LLMs are best used carefully

The most valuable use of language models here was constrained issue detection and conservative audit suggestion, not freeform rewriting. That boundary protected the corpus from becoming a moving target.

Structure comes before enrichment

It is tempting to jump into translation, glossing, or more visible product features. But once the underlying structure is unstable, everything on top of it becomes expensive to trust.

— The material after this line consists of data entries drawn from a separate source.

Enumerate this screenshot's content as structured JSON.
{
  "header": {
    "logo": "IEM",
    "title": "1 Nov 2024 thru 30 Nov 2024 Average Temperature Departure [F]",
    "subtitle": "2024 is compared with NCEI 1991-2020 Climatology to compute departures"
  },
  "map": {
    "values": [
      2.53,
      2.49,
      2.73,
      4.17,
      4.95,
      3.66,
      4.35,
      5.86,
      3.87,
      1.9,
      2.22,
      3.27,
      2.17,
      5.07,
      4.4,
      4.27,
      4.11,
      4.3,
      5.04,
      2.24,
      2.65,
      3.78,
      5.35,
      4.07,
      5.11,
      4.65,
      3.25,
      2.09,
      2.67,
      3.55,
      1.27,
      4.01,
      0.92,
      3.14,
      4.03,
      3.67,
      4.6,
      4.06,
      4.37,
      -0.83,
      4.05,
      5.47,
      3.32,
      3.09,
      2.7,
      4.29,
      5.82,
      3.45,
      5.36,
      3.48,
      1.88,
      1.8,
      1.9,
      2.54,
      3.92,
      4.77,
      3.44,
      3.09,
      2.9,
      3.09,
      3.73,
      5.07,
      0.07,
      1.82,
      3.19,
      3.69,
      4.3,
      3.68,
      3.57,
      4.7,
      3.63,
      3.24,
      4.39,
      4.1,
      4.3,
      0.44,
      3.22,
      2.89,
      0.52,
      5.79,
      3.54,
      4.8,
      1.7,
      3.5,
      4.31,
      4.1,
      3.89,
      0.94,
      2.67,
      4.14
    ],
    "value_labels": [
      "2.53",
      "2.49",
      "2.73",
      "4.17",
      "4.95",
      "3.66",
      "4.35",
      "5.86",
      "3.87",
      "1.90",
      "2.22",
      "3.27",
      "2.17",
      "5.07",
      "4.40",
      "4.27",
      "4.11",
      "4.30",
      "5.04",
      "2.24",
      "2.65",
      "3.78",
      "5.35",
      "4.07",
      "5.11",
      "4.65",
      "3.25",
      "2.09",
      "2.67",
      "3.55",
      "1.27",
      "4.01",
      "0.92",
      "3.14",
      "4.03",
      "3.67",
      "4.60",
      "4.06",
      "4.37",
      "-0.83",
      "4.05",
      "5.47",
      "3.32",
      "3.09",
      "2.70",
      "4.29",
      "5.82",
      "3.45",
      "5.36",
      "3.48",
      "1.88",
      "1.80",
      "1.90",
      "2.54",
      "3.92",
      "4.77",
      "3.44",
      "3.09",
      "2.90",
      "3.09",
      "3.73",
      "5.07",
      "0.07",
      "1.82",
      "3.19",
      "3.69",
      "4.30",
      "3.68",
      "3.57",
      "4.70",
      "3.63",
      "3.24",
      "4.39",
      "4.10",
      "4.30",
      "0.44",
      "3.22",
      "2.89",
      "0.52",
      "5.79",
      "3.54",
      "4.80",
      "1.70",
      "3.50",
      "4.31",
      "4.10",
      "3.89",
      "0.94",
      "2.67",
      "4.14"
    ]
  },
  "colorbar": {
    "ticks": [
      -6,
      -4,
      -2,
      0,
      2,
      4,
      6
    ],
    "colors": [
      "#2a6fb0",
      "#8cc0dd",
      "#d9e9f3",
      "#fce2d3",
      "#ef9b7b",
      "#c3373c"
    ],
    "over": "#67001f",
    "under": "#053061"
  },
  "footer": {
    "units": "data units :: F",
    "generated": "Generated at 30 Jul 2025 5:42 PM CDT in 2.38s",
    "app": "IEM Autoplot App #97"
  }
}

Where I want to take it next

The next phase is about making the corpus more useful without losing fidelity:

modern Portuguese display forms alongside the original dictionary Portuguese
future Kimbundu standardisation support as orthographic guidance becomes clearer
better educational presentation of noun classes and grammar
deeper links between lexical entries and texts, songs, and stories
eventually, richer language tools built on top of a stable, inspectable archive

The dictionary was the first hard problem. It will not be the last.

Final thought

The most important result of this project is not that a historical dictionary became searchable. It is that the path from scan to structured cultural resource is now explicit, auditable, and reusable.

Preservation is not just about keeping artefacts alive. It is about making them legible to the systems that shape future access to knowledge. And increasingly, those systems are no longer shelves or search engines. They are models.

If we want languages like Kimbundu to remain visible in that future, we need to build the libraries now.